Why not write someone that people are going to find interesting and entertaining?  Perhaps a bit of, I don’t know, information?  Guidance?

Or are you doing this blogging thing merely because it’s in fashion and a way to get eyeballs to your next conference, retreat, seminar, or pow-wow?

As for you, my lawyer friends, I have a bit of advice.  Take it leave it, as you see fit.

Write stuff that sounds human.  If it’s good, people will read it.  If it sucks, nobody will read it.  And if nobody reads it, you’ll be forced to get better.

Do that.

Image credit:  and.e.


  1. says

    Insert the sound of me clapping loudly! People overthink this stuff and drive themselves and their potential readers batty.

    Write good stuff. Be thoughtful about including keyphrases when you can. That is all.

    Stop sitting on your hands. They fall asleep when you do that.

  2. says

    You expressed my frustration with so many newsletters and webinars. All they do is try to sell me on their products. The lure is there, but there is nothing to back it up. I get so frustrated with it.

    I write to explain something. I know that people read it because they call me with questions. Some of them are in my area and hire me or refer me to others.

    That is what blogging is about. It is a way to educate and help people who need it, highlight what you know and what you can do, and call people to action. It gets your name and expertise out there so when people do need a (Insert expertise here) lawyer, they call or refer YOU.

    • Jay Fleischman says

      Amen, Mitchell. There’s a place for adding to the toolkit, but the basics are all there for you. Learn the skills – the tools can be swapped out.

  3. says

    To me, the most persuasive argument against the SEO copywriting of the type you featured is that it’s intrinsically self-defeating. Even if it’s successful in improving your organic page rank, no one will enjoy reading it once they’ve found you.

  4. says

    Great article. I, like Mitchell, enjoy blogging because I get real world responses from it when I meet with clients. I rarely get comments on my website but it is very satisfying to have someone walk into my office and ask me a question about a specific article or tell me they really enjoy reading my site.

    One issue I struggle with is blogging in an area like bankruptcy law I think it is tough to obtain true followers of your blog. Bankruptcy is usually a one hit thing. I imagine that the people who read my stuff consistently are more likely my mother and other bk attorneys (my Mom knows more about bk than I am sure she thought she ever would!). Once a case is over I doubt I have clients that ever visit my site again.
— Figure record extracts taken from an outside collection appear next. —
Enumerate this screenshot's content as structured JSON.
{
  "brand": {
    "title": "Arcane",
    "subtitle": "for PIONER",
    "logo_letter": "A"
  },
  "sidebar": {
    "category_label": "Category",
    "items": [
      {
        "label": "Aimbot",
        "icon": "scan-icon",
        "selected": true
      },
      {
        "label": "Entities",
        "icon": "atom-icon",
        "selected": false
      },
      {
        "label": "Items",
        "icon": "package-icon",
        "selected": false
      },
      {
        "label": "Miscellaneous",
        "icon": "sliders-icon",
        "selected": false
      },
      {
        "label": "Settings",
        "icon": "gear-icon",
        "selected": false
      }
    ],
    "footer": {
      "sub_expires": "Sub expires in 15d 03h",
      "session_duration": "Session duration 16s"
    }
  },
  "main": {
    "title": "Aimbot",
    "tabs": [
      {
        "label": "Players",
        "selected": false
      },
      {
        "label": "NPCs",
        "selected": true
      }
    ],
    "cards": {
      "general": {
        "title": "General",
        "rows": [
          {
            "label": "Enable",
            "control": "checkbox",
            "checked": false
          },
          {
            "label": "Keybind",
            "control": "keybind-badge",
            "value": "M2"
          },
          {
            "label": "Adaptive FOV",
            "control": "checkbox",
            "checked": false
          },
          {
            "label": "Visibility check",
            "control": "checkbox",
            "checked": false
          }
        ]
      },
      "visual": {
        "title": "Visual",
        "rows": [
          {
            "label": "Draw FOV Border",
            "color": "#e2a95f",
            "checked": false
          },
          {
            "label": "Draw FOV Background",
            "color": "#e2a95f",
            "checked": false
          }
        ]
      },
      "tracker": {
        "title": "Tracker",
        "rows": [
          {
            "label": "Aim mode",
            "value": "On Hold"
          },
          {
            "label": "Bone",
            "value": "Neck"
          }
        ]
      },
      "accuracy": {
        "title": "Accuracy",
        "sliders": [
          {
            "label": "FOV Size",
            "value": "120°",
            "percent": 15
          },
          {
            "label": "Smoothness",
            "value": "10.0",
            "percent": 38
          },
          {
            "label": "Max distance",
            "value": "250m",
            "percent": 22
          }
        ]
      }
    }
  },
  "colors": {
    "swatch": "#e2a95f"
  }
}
    Because of this I feel like I need to be conscious of the SEO aspect of my writing to help me with the search engines but at the same time generate content that will keep people there once they click through.

  5. says

    This article really made me think about the content of my blog posts. Now, I am confident that I am passing along great information, but I will put in an “Atlanta” here and “Georgia” there to satisfy the SEO gods. Maybe that is the wrong approach, or perhaps, as with everything, moderation is the key.